Note: For violating the rule, vehicles would be fined as X Rs.

 Input format :

– First line: A non negative integer N denoting the size of the array.

– Second line: N space-separated non-negative integers.

– Third line: A non-zero positive integer, D, between 1 and 30 inclusive denoting the date.

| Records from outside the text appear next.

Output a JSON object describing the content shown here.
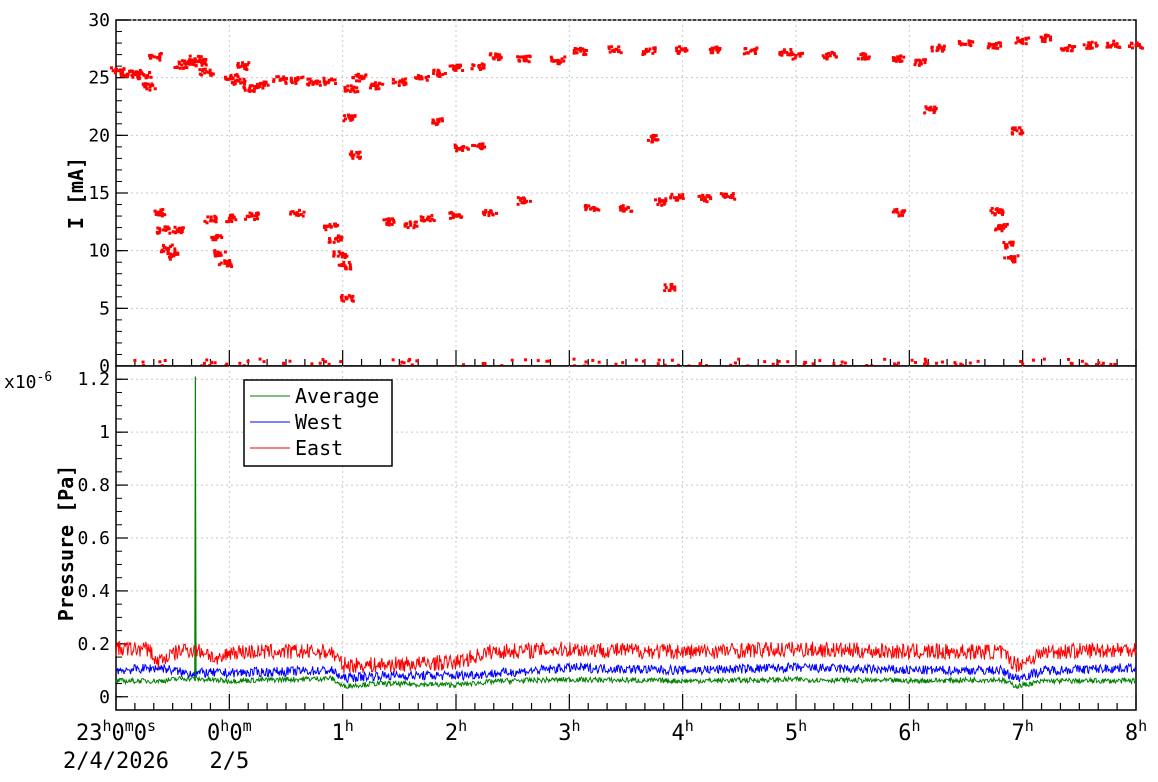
{
  "chart_data": [
    {
      "type": "scatter",
      "ylabel": "I [mA]",
      "ylim": [
        0,
        30
      ],
      "yticks": [
        "0",
        "5",
        "10",
        "15",
        "20",
        "25",
        "30"
      ],
      "ytick_values": [
        0,
        5,
        10,
        15,
        20,
        25,
        30
      ],
      "xlim_hours": [
        -1,
        8
      ],
      "grid": true,
      "color": "#ff0000",
      "series": [
        {
          "points": [
            [
              -0.98,
              25.6
            ],
            [
              -0.9,
              25.3
            ],
            [
              -0.82,
              25.4
            ],
            [
              -0.75,
              25.2
            ],
            [
              -0.7,
              24.2
            ],
            [
              -0.66,
              26.8
            ],
            [
              -0.62,
              13.3
            ],
            [
              -0.58,
              11.8
            ],
            [
              -0.54,
              10.2
            ],
            [
              -0.51,
              9.5
            ],
            [
              -0.46,
              11.8
            ],
            [
              -0.42,
              26.1
            ],
            [
              -0.36,
              26.4
            ],
            [
              -0.3,
              26.6
            ],
            [
              -0.24,
              26.3
            ],
            [
              -0.2,
              25.5
            ],
            [
              -0.16,
              12.7
            ],
            [
              -0.12,
              11.1
            ],
            [
              -0.08,
              9.8
            ],
            [
              -0.04,
              8.9
            ],
            [
              0.0,
              12.8
            ],
            [
              0.02,
              25.0
            ],
            [
              0.08,
              24.7
            ],
            [
              0.12,
              26.0
            ],
            [
              0.18,
              24.1
            ],
            [
              0.3,
              24.4
            ],
            [
              0.45,
              24.8
            ],
            [
              0.6,
              24.8
            ],
            [
              0.75,
              24.6
            ],
            [
              0.88,
              24.7
            ],
            [
              0.9,
              12.1
            ],
            [
              0.94,
              11.0
            ],
            [
              0.98,
              9.7
            ],
            [
              1.02,
              8.7
            ],
            [
              1.04,
              5.9
            ],
            [
              1.06,
              21.5
            ],
            [
              1.08,
              24.0
            ],
            [
              1.15,
              25.0
            ],
            [
              1.3,
              24.3
            ],
            [
              1.5,
              24.6
            ],
            [
              1.7,
              25.0
            ],
            [
              1.85,
              25.4
            ],
            [
              2.0,
              25.8
            ],
            [
              2.2,
              26.0
            ],
            [
              2.35,
              26.8
            ],
            [
              2.6,
              26.6
            ],
            [
              2.9,
              26.5
            ],
            [
              3.1,
              27.3
            ],
            [
              3.4,
              27.4
            ],
            [
              3.7,
              27.3
            ],
            [
              4.0,
              27.4
            ],
            [
              4.3,
              27.4
            ],
            [
              4.6,
              27.3
            ],
            [
              4.9,
              27.2
            ],
            [
              5.0,
              26.9
            ],
            [
              5.3,
              26.9
            ],
            [
              5.6,
              26.8
            ],
            [
              5.9,
              26.6
            ],
            [
              6.1,
              26.3
            ],
            [
              6.18,
              22.2
            ],
            [
              6.25,
              27.6
            ],
            [
              6.5,
              27.9
            ],
            [
              6.75,
              27.8
            ],
            [
              6.78,
              13.4
            ],
            [
              6.82,
              12.0
            ],
            [
              6.86,
              10.5
            ],
            [
              6.9,
              9.3
            ],
            [
              6.95,
              20.4
            ],
            [
              7.0,
              28.2
            ],
            [
              7.2,
              28.4
            ],
            [
              7.4,
              27.6
            ],
            [
              7.6,
              27.8
            ],
            [
              7.8,
              27.9
            ],
            [
              8.0,
              27.8
            ],
            [
              1.4,
              12.5
            ],
            [
              1.6,
              12.2
            ],
            [
              1.75,
              12.8
            ],
            [
              2.0,
              13.1
            ],
            [
              2.3,
              13.3
            ],
            [
              2.6,
              14.3
            ],
            [
              3.2,
              13.7
            ],
            [
              3.5,
              13.6
            ],
            [
              3.8,
              14.2
            ],
            [
              3.95,
              14.6
            ],
            [
              4.2,
              14.5
            ],
            [
              4.4,
              14.7
            ],
            [
              5.9,
              13.3
            ],
            [
              0.6,
              13.3
            ],
            [
              3.9,
              6.8
            ],
            [
              3.75,
              19.7
            ],
            [
              1.85,
              21.2
            ],
            [
              2.05,
              18.9
            ],
            [
              2.2,
              19.1
            ],
            [
              1.1,
              18.3
            ],
            [
              0.2,
              13.0
            ]
          ]
        }
      ]
    },
    {
      "type": "line",
      "ylabel": "Pressure [Pa]",
      "multiplier": "x10",
      "multiplier_exp": "-6",
      "ylim": [
        -0.05,
        1.25
      ],
      "yticks": [
        "0",
        "0.2",
        "0.4",
        "0.6",
        "0.8",
        "1",
        "1.2"
      ],
      "ytick_values": [
        0,
        0.2,
        0.4,
        0.6,
        0.8,
        1.0,
        1.2
      ],
      "xlim_hours": [
        -1,
        8
      ],
      "grid": true,
      "legend_placement": "top-left",
      "series": [
        {
          "name": "Average",
          "color": "#008000",
          "base": [
            [
              -1,
              0.06
            ],
            [
              -0.6,
              0.06
            ],
            [
              -0.4,
              0.07
            ],
            [
              0,
              0.06
            ],
            [
              0.9,
              0.07
            ],
            [
              1.0,
              0.04
            ],
            [
              1.3,
              0.05
            ],
            [
              2.0,
              0.045
            ],
            [
              2.4,
              0.06
            ],
            [
              3.0,
              0.065
            ],
            [
              4.0,
              0.06
            ],
            [
              5.0,
              0.065
            ],
            [
              6.0,
              0.06
            ],
            [
              6.8,
              0.065
            ],
            [
              6.95,
              0.04
            ],
            [
              7.2,
              0.06
            ],
            [
              8.0,
              0.06
            ]
          ],
          "noise": 0.01,
          "spike_hour": -0.3,
          "spike_value": 1.21
        },
        {
          "name": "West",
          "color": "#0000ff",
          "base": [
            [
              -1,
              0.1
            ],
            [
              -0.6,
              0.11
            ],
            [
              -0.4,
              0.09
            ],
            [
              0,
              0.09
            ],
            [
              0.9,
              0.1
            ],
            [
              1.0,
              0.07
            ],
            [
              1.3,
              0.08
            ],
            [
              2.0,
              0.08
            ],
            [
              2.4,
              0.09
            ],
            [
              3.0,
              0.11
            ],
            [
              4.0,
              0.1
            ],
            [
              5.0,
              0.11
            ],
            [
              6.0,
              0.1
            ],
            [
              6.8,
              0.1
            ],
            [
              6.95,
              0.07
            ],
            [
              7.2,
              0.1
            ],
            [
              8.0,
              0.11
            ]
          ],
          "noise": 0.018
        },
        {
          "name": "East",
          "color": "#ff0000",
          "base": [
            [
              -1,
              0.18
            ],
            [
              -0.7,
              0.18
            ],
            [
              -0.65,
              0.13
            ],
            [
              -0.4,
              0.18
            ],
            [
              -0.2,
              0.17
            ],
            [
              -0.1,
              0.13
            ],
            [
              0,
              0.17
            ],
            [
              0.9,
              0.17
            ],
            [
              1.0,
              0.12
            ],
            [
              1.3,
              0.12
            ],
            [
              2.0,
              0.13
            ],
            [
              2.3,
              0.17
            ],
            [
              3.0,
              0.18
            ],
            [
              4.0,
              0.17
            ],
            [
              5.0,
              0.18
            ],
            [
              6.0,
              0.17
            ],
            [
              6.8,
              0.17
            ],
            [
              6.95,
              0.12
            ],
            [
              7.2,
              0.17
            ],
            [
              8.0,
              0.18
            ]
          ],
          "noise": 0.03
        }
      ]
    }
  ],
  "x_axis": {
    "labels": [
      {
        "hour": -1,
        "main": "23",
        "parts": [
          [
            "h",
            "sup"
          ],
          [
            "0",
            ""
          ],
          [
            "m",
            "sup"
          ],
          [
            "0",
            ""
          ],
          [
            "s",
            "sup"
          ]
        ]
      },
      {
        "hour": 0,
        "main": "0",
        "parts": [
          [
            "h",
            "sup"
          ],
          [
            "0",
            ""
          ],
          [
            "m",
            "sup"
          ]
        ]
      },
      {
        "hour": 1,
        "main": "1",
        "parts": [
          [
            "h",
            "sup"
          ]
        ]
      },
      {
        "hour": 2,
        "main": "2",
        "parts": [
          [
            "h",
            "sup"
          ]
        ]
      },
      {
        "hour": 3,
        "main": "3",
        "parts": [
          [
            "h",
            "sup"
          ]
        ]
      },
      {
        "hour": 4,
        "main": "4",
        "parts": [
          [
            "h",
            "sup"
          ]
        ]
      },
      {
        "hour": 5,
        "main": "5",
        "parts": [
          [
            "h",
            "sup"
          ]
        ]
      },
      {
        "hour": 6,
        "main": "6",
        "parts": [
          [
            "h",
            "sup"
          ]
        ]
      },
      {
        "hour": 7,
        "main": "7",
        "parts": [
          [
            "h",
            "sup"
          ]
        ]
      },
      {
        "hour": 8,
        "main": "8",
        "parts": [
          [
            "h",
            "sup"
          ]
        ]
      }
    ],
    "dates": [
      {
        "hour": -1,
        "text": "2/4/2026"
      },
      {
        "hour": 0,
        "text": "2/5"
      }
    ]
  }
}
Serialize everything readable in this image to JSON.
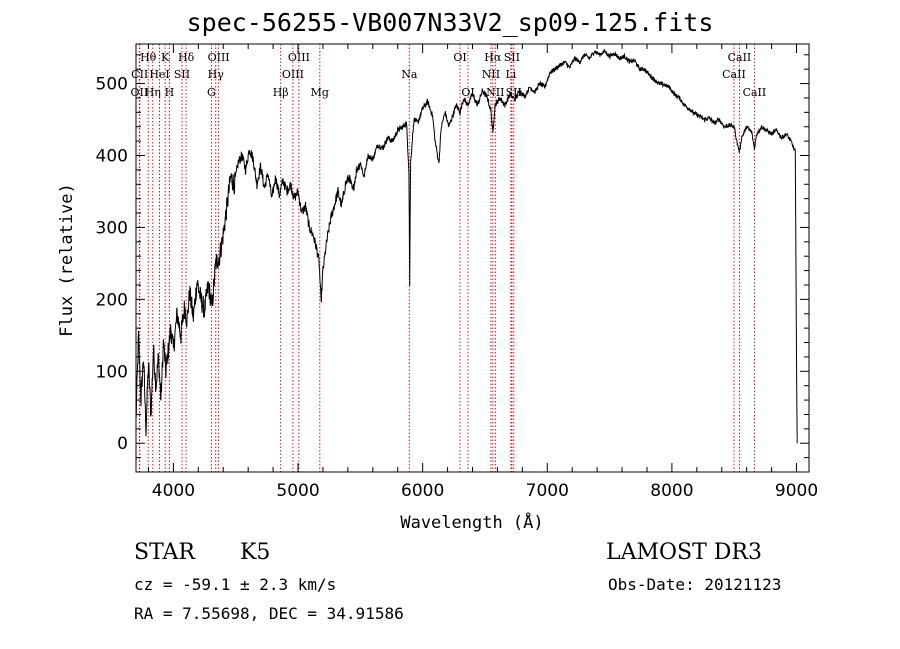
{
  "chart_data": {
    "type": "line",
    "title": "spec-56255-VB007N33V2_sp09-125.fits",
    "xlabel": "Wavelength (Å)",
    "ylabel": "Flux (relative)",
    "xlim": [
      3700,
      9100
    ],
    "ylim": [
      -40,
      555
    ],
    "x_ticks": [
      4000,
      5000,
      6000,
      7000,
      8000,
      9000
    ],
    "y_ticks": [
      0,
      100,
      200,
      300,
      400,
      500
    ],
    "x_tick_labels": [
      "4000",
      "5000",
      "6000",
      "7000",
      "8000",
      "9000"
    ],
    "y_tick_labels": [
      "0",
      "100",
      "200",
      "300",
      "400",
      "500"
    ],
    "grid": false,
    "series": [
      {
        "name": "spectrum",
        "anchors": [
          [
            3700,
            30
          ],
          [
            3720,
            150
          ],
          [
            3740,
            60
          ],
          [
            3760,
            120
          ],
          [
            3780,
            20
          ],
          [
            3800,
            110
          ],
          [
            3820,
            40
          ],
          [
            3840,
            130
          ],
          [
            3860,
            80
          ],
          [
            3880,
            120
          ],
          [
            3900,
            60
          ],
          [
            3920,
            140
          ],
          [
            3940,
            100
          ],
          [
            3960,
            130
          ],
          [
            3980,
            160
          ],
          [
            4000,
            130
          ],
          [
            4030,
            180
          ],
          [
            4060,
            150
          ],
          [
            4090,
            190
          ],
          [
            4110,
            170
          ],
          [
            4130,
            210
          ],
          [
            4160,
            175
          ],
          [
            4190,
            225
          ],
          [
            4220,
            200
          ],
          [
            4250,
            185
          ],
          [
            4280,
            220
          ],
          [
            4310,
            190
          ],
          [
            4340,
            250
          ],
          [
            4370,
            260
          ],
          [
            4400,
            290
          ],
          [
            4430,
            330
          ],
          [
            4460,
            370
          ],
          [
            4490,
            360
          ],
          [
            4520,
            390
          ],
          [
            4550,
            400
          ],
          [
            4580,
            380
          ],
          [
            4610,
            410
          ],
          [
            4640,
            395
          ],
          [
            4670,
            360
          ],
          [
            4700,
            385
          ],
          [
            4730,
            355
          ],
          [
            4760,
            375
          ],
          [
            4790,
            340
          ],
          [
            4820,
            370
          ],
          [
            4850,
            345
          ],
          [
            4880,
            365
          ],
          [
            4910,
            350
          ],
          [
            4940,
            360
          ],
          [
            4970,
            340
          ],
          [
            5000,
            350
          ],
          [
            5030,
            320
          ],
          [
            5060,
            330
          ],
          [
            5090,
            300
          ],
          [
            5120,
            290
          ],
          [
            5150,
            270
          ],
          [
            5170,
            250
          ],
          [
            5185,
            195
          ],
          [
            5200,
            240
          ],
          [
            5230,
            280
          ],
          [
            5260,
            310
          ],
          [
            5290,
            330
          ],
          [
            5320,
            350
          ],
          [
            5350,
            330
          ],
          [
            5380,
            360
          ],
          [
            5410,
            370
          ],
          [
            5440,
            350
          ],
          [
            5470,
            380
          ],
          [
            5500,
            390
          ],
          [
            5530,
            370
          ],
          [
            5560,
            400
          ],
          [
            5600,
            395
          ],
          [
            5640,
            415
          ],
          [
            5680,
            410
          ],
          [
            5720,
            425
          ],
          [
            5760,
            420
          ],
          [
            5800,
            435
          ],
          [
            5840,
            440
          ],
          [
            5870,
            445
          ],
          [
            5890,
            380
          ],
          [
            5896,
            220
          ],
          [
            5903,
            390
          ],
          [
            5930,
            450
          ],
          [
            5960,
            445
          ],
          [
            6000,
            465
          ],
          [
            6040,
            475
          ],
          [
            6080,
            455
          ],
          [
            6100,
            420
          ],
          [
            6130,
            390
          ],
          [
            6150,
            440
          ],
          [
            6180,
            460
          ],
          [
            6210,
            440
          ],
          [
            6240,
            455
          ],
          [
            6270,
            470
          ],
          [
            6300,
            460
          ],
          [
            6330,
            480
          ],
          [
            6360,
            470
          ],
          [
            6400,
            485
          ],
          [
            6440,
            470
          ],
          [
            6480,
            490
          ],
          [
            6520,
            480
          ],
          [
            6550,
            460
          ],
          [
            6563,
            430
          ],
          [
            6580,
            470
          ],
          [
            6620,
            480
          ],
          [
            6660,
            470
          ],
          [
            6700,
            485
          ],
          [
            6740,
            478
          ],
          [
            6780,
            490
          ],
          [
            6820,
            482
          ],
          [
            6860,
            495
          ],
          [
            6900,
            488
          ],
          [
            6940,
            500
          ],
          [
            6980,
            495
          ],
          [
            7020,
            515
          ],
          [
            7060,
            520
          ],
          [
            7100,
            525
          ],
          [
            7140,
            530
          ],
          [
            7180,
            522
          ],
          [
            7220,
            535
          ],
          [
            7260,
            530
          ],
          [
            7300,
            540
          ],
          [
            7340,
            535
          ],
          [
            7380,
            545
          ],
          [
            7420,
            540
          ],
          [
            7460,
            545
          ],
          [
            7500,
            538
          ],
          [
            7540,
            542
          ],
          [
            7580,
            535
          ],
          [
            7620,
            538
          ],
          [
            7660,
            530
          ],
          [
            7700,
            532
          ],
          [
            7740,
            520
          ],
          [
            7780,
            520
          ],
          [
            7820,
            512
          ],
          [
            7860,
            505
          ],
          [
            7900,
            500
          ],
          [
            7940,
            498
          ],
          [
            7980,
            495
          ],
          [
            8020,
            485
          ],
          [
            8060,
            480
          ],
          [
            8100,
            470
          ],
          [
            8140,
            465
          ],
          [
            8180,
            458
          ],
          [
            8220,
            455
          ],
          [
            8260,
            450
          ],
          [
            8300,
            452
          ],
          [
            8340,
            445
          ],
          [
            8380,
            450
          ],
          [
            8420,
            440
          ],
          [
            8460,
            442
          ],
          [
            8500,
            440
          ],
          [
            8520,
            420
          ],
          [
            8542,
            405
          ],
          [
            8560,
            425
          ],
          [
            8600,
            440
          ],
          [
            8640,
            432
          ],
          [
            8662,
            410
          ],
          [
            8680,
            430
          ],
          [
            8720,
            440
          ],
          [
            8760,
            435
          ],
          [
            8800,
            430
          ],
          [
            8840,
            435
          ],
          [
            8880,
            425
          ],
          [
            8920,
            430
          ],
          [
            8960,
            418
          ],
          [
            8990,
            405
          ],
          [
            9000,
            120
          ],
          [
            9005,
            0
          ]
        ]
      }
    ],
    "line_markers": [
      {
        "label": "Hθ",
        "x": 3798,
        "row": 0
      },
      {
        "label": "CII",
        "x": 3730,
        "row": 1
      },
      {
        "label": "OII",
        "x": 3727,
        "row": 2
      },
      {
        "label": "K",
        "x": 3934,
        "row": 0
      },
      {
        "label": "HeI",
        "x": 3889,
        "row": 1
      },
      {
        "label": "Hη",
        "x": 3835,
        "row": 2
      },
      {
        "label": "Hδ",
        "x": 4102,
        "row": 0
      },
      {
        "label": "SII",
        "x": 4069,
        "row": 1
      },
      {
        "label": "H",
        "x": 3968,
        "row": 2
      },
      {
        "label": "OIII",
        "x": 4363,
        "row": 0
      },
      {
        "label": "Hγ",
        "x": 4340,
        "row": 1
      },
      {
        "label": "G",
        "x": 4305,
        "row": 2
      },
      {
        "label": "Hβ",
        "x": 4861,
        "row": 2
      },
      {
        "label": "OIII",
        "x": 5007,
        "row": 0
      },
      {
        "label": "OIII",
        "x": 4959,
        "row": 1
      },
      {
        "label": "Mg",
        "x": 5175,
        "row": 2
      },
      {
        "label": "Na",
        "x": 5893,
        "row": 1
      },
      {
        "label": "OI",
        "x": 6300,
        "row": 0
      },
      {
        "label": "OI",
        "x": 6364,
        "row": 2
      },
      {
        "label": "Hα",
        "x": 6563,
        "row": 0
      },
      {
        "label": "NII",
        "x": 6548,
        "row": 1
      },
      {
        "label": "NII",
        "x": 6583,
        "row": 2
      },
      {
        "label": "SII",
        "x": 6716,
        "row": 0
      },
      {
        "label": "Li",
        "x": 6708,
        "row": 1
      },
      {
        "label": "SII",
        "x": 6731,
        "row": 2
      },
      {
        "label": "CaII",
        "x": 8542,
        "row": 0
      },
      {
        "label": "CaII",
        "x": 8498,
        "row": 1
      },
      {
        "label": "CaII",
        "x": 8662,
        "row": 2
      }
    ]
  },
  "info": {
    "object_class": "STAR",
    "subclass": "K5",
    "survey": "LAMOST DR3",
    "redshift_text": "cz = -59.1 ± 2.3 km/s",
    "obs_date_text": "Obs-Date: 20121123",
    "coords_text": "RA =   7.55698, DEC =  34.91586"
  }
}
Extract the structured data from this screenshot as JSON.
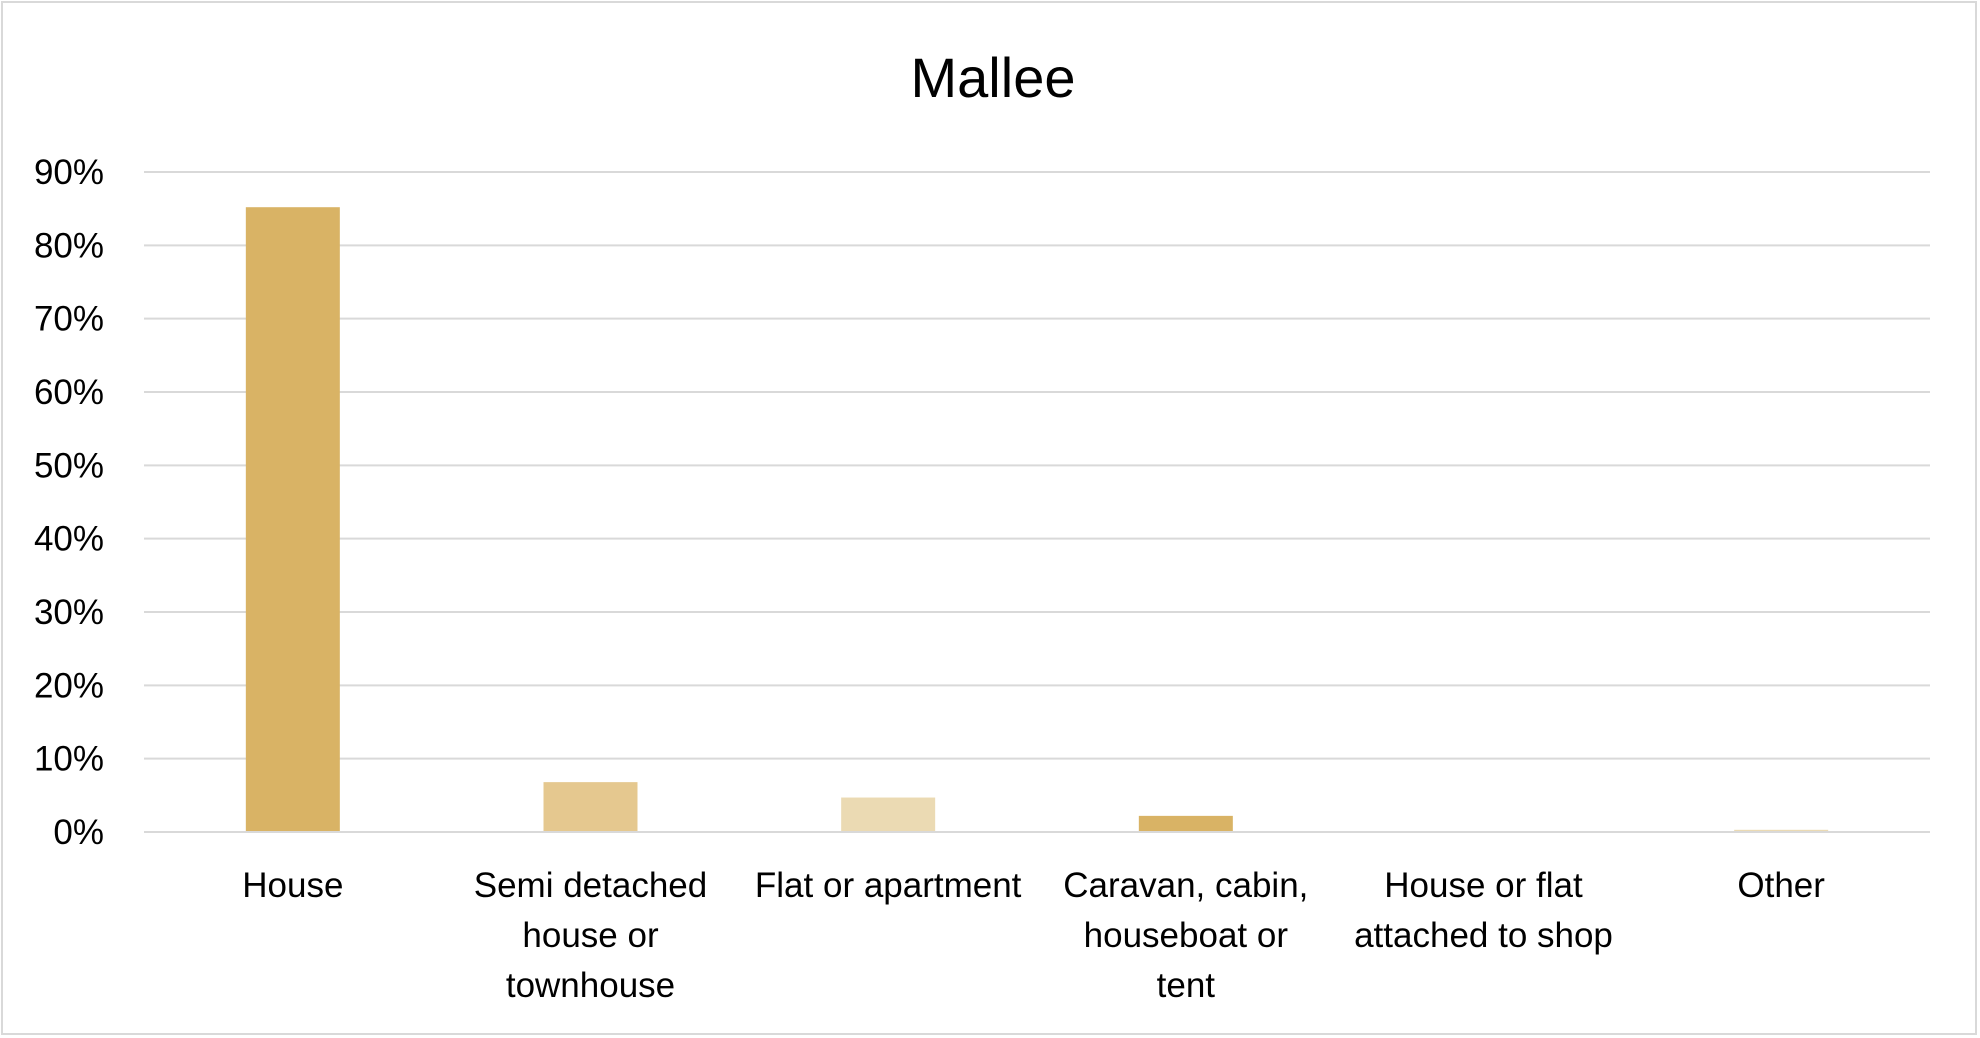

– Fourth line: A non-negative integer X, denoting the fine in Rupees.

 Output format :

– First line: A non-negative integer F, denoting the fine collected by the police.

 Examples 

– Input:

4

5 2 3 7

12

200

– Output: 

“`

600

“`

– Explanation

  – Date D=12 means , only an even number of vehicles are allowed. Find will be collected from 5, 3 and 7 with an amount of 200 each. Hence, the output = 600.

– Input:

5

2 5 1 6 8

3

300

– Output:

900

– Explanation:

  – Date D=3 means only odd number vehicles with are allowed. Find will be collected from 2,6 and 8 with an amount of 300 each. Hence, the output = 900

– Constraints:

  – 0 < N <= 100

  – 1 <= a[i] <= 9

  – 1 <= D <= 30

  – 100 <= x <= 5000

Program in C Language

#include <stdio.h>
int main() {
    int n, a, count_odd = 0, count_even = 0, fine;
    unsigned short int date;
    scanf("%d", &n);
    while (n--) {
        scanf("%d", &a);
        if (a & 1)
            count_odd++;
        else
            count_even++;
    }
    scanf("%hu%d", &date, &fine);
    printf("%d", date & 1 ? count_even * fine : count_odd * fine);
    return 0;
}

Program in C++ Language

#include <iostream>
using std::cin;
int main() {
    int n, a, count_odd = 0, count_even = 0, fine;
    unsigned short int date;
    cin >> n;
    while (n--) {
        cin >> a;
        if (a & 1)
            count_odd++;
        else
            count_even++;
    }
    cin >> date >> fine;
    fine = date & 1 ? count_even * fine : count_odd * fine;
    std::cout << fine;
    return 0;
}

Program in Java

import java.util.*;
class Main
{
    public static void main(String[] args)
    {
        Scanner in = new Scanner(System.in);
        int n = in.nextInt();
        int count_odd = 0, count_even = 0;
        while (n > 0) {
            int a = in.nextInt();
            if (a % 2 == 1)
                count_odd++;
            else
                count_even++;
            n--;
        }
        int date = in.nextInt();
        int fine = in.nextInt();
        in.close();
        fine = date % 2 == 1 ? count_even * fine : count_odd * fine;
        System.out.print(fine);
    }
}

Program in Python

if __name__ == '__main__':
    count_odd, count_even = 0, 0
    n = int(input())
    a = list(map(int, input().split()))
    date = int(input())
    fine = int(input())
    odd_count = len(list(filter(lambda x: (x%2 != 0) , a))) # Using lambda functions
    # only_odd = len([num for num in a if num % 2 == 1]) # Using list comprehension
    if date % 2 == 0:
        print(odd_count * fine, end = '')
    else:
        print((len(a) - odd_count) * fine, end = '')